La chanson est enregistrée par Claude François à l’automne 1967. Comme d’habitude fait une honnête carrière, sans plus, quand la grande vedette des années 60, Paul Anka, débarque à Paris. Le destin va s’en mêler. Dans la chambre d’hôtel où il est installé, le chanteur américain entend la chanson. Paul Anka est un interprète de talent, mais aussi un éditeur très malin et cette chanson d’où s’échappe ces « Comme d’habitude » lui plaît. Aussi, quand le patron des éditions Barclay, Gilbert Marouani, la lui propose, Paul Anka accepte aussitôt et place la partition dans une de ses valises au moment de repartir.

À New York, lors d’une soirée, Paul Anka joue la chanson et Frank Sinatra l’entend. Ça tombe bien, le crooner cherche justement une chanson pour finir sa carrière en beauté. Aussitôt dit, aussitôt fait : un télex parvient à Gilbert Marouani. Paul Anka lui annonce qu’une grande vedette américaine de la chanson souhaite enregistrer la chanson, mais sans lui divulguer le nom.

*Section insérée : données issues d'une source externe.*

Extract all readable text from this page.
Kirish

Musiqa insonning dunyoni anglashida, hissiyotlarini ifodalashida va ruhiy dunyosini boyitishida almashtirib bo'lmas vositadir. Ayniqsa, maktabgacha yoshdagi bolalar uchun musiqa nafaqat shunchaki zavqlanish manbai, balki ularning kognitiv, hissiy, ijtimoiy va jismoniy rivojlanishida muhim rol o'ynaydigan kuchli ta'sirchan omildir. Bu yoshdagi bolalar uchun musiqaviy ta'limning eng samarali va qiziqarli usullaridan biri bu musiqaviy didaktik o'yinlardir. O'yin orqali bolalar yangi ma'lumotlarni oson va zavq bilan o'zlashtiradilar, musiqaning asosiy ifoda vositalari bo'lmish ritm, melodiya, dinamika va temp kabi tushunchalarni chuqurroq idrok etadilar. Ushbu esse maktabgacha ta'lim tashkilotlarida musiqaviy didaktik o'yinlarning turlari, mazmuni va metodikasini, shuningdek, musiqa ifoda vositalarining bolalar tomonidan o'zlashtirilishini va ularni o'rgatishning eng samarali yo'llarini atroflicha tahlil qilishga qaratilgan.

Agacé, Marouani pose ses conditions, mais le bras de fer tourne à l’avantage de Paul Anka après avoir obtenu les droits de Jacques Revaux pour écrire une version anglaise.


FRANK SINATRA : 'MY WAY'
(Live At Madison Square Garden, New York City (1974)

Quelques semaines plus tard, en décembre 1968, la nouvelle fait l’effet d’une bombe : Frank Sinatra a enregistré Comme d’habitude, devenu My Way sous la plume de Paul Anka. La vie quotidienne d’un homme que sa femme ne regarde plus qu’avec indifférence devient, avec Sinatra, l’histoire d’un homme à l’automne de sa vie. Comme d'habitude devient alors « I did it my way » (J'ai fait cela à ma façon) comme étant le témoignage d'un artiste devenu un homme mûr et où chaque interprétation touche au plus profond de l'âme. My Way a été enregistrée en une seule prise et sera à jamais associée à Sinatra comme l’une de ses chansons emblématiques avec laquelle il clôturait régulièrement ses concerts.

Devenue un classique de tous les temps, la chanson remporte un énorme succès aux États-Unis, si bien qu'elle est rapidement enregistrée par d’autres artistes de premier plan : Ray Charles, Tom Jones, Sammy Davis Junior, Luciano Pavarotti, Elvis Presley, Nina Simone et même le chanteur punk Sid Vicious. À ce jour, il existerait plus de mille interprétations de la chanson. Un record ! De quoi faire entrer la chanson dans le ‘Guinness des Records’ pour le nombre de reprises qu'elle a suscité.